Innovative Materials

Development of sulfated biodegradable polymers with anti-inflammatory potential

Magda Ferraro1, Ehsan Mohammadifar1, Kim Silberreis2, Falko Neumann1, Jens Dernedde2 and Rainer Haag1

1Institute of Chemistry and Biochemistry, Freie Universität Berlin, Takustr. 3, 14195, Berlin, GER

2Institute of Laboratory Medicine Clinical Chemistry and Pathobiochemistry, Charite-Universitätsmedizin Berlin, CVK Augustenburger Platz 1, 13353, Berlin, GER

Inflammatory responses generally represent a beneficial mechanism that the body initiates when a harmful situation is recognized. However, these processes become dysregulated in case of chronic inflammation and therefore harmful. The investigation of the recruitment of leukocytes to the site of inflammation has demonstrated that the process is regulated by different cell adhesion molecules (CAMs) and that the family of selectins play a pivotal role. 1 Based on the fact that the largely used anticoagulant heparin displays some anti-inflammatory properties, synthetic polymers have been investigated concerning to the possibility of mimicking it. In particular, dendritic polyglycerol sulfate (dPGS) has emerged as a compound which holds the desired characteristics. 2 However, due to a lack of biodegradability, this polymer tends to accumulate in organs such as the spleen and liver. 3 We have therefore developed a new system based on a polymer with enhanced biodegradability, thanks to the presence of ester bonds. 4 These new polymers have been investigated regarding their physical and chemical properties by NMR, GPC, DLS and Zeta-Potential measurements. The determination of IC50 values for the interaction with L-selectin ligands has indicated that the new system displays a comparable performance to that of dPGS, also regarding the inhibition of the complement system. Furthermore, the degradation in the presence of an esterase enzyme (HLE) has been observed. All these aspects suggest that these new polymers with biodegradable bonds have the potential to perform as anti-inflammatory agents.
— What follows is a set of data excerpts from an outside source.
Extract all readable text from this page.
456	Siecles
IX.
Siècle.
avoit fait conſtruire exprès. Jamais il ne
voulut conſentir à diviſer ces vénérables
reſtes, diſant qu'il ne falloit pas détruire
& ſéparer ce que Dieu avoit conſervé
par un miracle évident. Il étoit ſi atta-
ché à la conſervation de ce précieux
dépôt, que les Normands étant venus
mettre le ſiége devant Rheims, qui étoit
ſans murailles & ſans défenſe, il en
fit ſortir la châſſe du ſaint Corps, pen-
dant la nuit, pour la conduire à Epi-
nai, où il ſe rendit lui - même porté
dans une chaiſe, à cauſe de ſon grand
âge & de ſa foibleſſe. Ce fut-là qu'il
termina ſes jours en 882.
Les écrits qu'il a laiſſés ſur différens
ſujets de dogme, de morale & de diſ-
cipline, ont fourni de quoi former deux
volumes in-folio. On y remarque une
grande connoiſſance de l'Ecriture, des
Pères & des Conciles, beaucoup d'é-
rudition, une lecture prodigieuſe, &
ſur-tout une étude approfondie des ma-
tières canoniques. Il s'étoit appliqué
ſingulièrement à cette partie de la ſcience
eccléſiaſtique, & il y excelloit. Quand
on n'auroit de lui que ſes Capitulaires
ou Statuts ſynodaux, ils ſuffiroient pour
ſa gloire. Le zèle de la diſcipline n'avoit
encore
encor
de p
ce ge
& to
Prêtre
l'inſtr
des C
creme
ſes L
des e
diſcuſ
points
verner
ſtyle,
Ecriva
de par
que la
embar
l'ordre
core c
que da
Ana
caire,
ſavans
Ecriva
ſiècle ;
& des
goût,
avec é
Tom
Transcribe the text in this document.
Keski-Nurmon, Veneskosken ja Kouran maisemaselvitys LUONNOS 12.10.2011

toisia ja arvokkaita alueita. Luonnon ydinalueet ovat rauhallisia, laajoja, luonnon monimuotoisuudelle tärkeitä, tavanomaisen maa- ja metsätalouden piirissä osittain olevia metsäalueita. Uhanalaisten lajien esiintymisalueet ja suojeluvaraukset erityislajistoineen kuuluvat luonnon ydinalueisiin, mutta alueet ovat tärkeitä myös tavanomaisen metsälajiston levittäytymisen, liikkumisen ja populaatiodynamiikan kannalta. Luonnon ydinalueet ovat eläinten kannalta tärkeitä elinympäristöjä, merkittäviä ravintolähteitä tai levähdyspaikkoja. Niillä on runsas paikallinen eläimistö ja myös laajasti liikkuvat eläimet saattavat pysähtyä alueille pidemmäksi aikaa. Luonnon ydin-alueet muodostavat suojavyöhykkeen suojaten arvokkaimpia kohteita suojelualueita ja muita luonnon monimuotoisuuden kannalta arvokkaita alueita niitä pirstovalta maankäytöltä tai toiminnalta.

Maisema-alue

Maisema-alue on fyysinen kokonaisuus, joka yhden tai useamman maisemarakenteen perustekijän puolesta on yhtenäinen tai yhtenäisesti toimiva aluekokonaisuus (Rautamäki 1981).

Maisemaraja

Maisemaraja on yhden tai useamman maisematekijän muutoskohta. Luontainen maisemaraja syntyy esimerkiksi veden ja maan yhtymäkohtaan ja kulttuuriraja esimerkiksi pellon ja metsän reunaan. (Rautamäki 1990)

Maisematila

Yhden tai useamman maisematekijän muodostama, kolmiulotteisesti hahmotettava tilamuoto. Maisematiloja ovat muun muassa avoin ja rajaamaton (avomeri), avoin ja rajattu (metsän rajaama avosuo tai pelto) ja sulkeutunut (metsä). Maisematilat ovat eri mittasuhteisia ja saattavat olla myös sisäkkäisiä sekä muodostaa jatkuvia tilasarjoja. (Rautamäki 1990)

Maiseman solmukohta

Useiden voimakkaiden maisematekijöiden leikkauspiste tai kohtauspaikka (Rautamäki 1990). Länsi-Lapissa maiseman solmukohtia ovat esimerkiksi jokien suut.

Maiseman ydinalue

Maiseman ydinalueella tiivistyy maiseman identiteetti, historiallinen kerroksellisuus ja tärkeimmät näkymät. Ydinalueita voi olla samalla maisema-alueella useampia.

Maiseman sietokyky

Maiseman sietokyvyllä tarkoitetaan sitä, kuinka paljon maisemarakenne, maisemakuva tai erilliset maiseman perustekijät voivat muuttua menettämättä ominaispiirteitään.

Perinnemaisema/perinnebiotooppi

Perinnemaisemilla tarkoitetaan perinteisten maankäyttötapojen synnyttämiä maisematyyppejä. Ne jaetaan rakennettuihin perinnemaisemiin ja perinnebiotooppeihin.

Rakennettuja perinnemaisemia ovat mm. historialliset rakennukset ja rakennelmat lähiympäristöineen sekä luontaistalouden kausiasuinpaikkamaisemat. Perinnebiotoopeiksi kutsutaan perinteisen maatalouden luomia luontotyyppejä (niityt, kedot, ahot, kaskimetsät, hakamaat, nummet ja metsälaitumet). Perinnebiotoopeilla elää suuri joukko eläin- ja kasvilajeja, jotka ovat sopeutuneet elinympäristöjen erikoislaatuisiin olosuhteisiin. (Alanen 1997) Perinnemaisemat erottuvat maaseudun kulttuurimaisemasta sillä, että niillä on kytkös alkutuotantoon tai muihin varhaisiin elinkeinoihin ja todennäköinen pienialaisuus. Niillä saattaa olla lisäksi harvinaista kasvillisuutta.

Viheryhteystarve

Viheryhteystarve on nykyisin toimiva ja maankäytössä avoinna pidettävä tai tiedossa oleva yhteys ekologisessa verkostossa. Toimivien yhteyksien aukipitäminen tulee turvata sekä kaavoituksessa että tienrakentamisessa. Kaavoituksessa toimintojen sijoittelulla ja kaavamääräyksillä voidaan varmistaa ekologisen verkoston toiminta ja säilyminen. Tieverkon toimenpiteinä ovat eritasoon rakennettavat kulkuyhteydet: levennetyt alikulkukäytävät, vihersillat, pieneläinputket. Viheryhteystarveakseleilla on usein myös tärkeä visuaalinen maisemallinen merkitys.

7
  1. N. A. Raffler, J. Rivera-Nieves, K. Ley, Drug Discov. Today Ther. Strateg. 2005, 2, 213–220.

  2. H. Türk, R. Haag, S. Alban, Bioconjugate Chem. 2004, 15, 162–167.

  3. K. Pant, D. Gröger, R. Bergmann, J. Pietzsch, J. Steinbach, B. Graham, L. Spiccia, F. Berthon, B. Czarny, L. Devel, et al., Bioconjugate Chem. 2015, 26, 906–918.

  4. E. Mohammadifar, F. Zabihi, Z. Tu, S. Hedtrich, A. Nemati Kharat, M. Adeli, R. Haag, Polym. Chem. 2017, DOI 10.1039/C7PY01470H.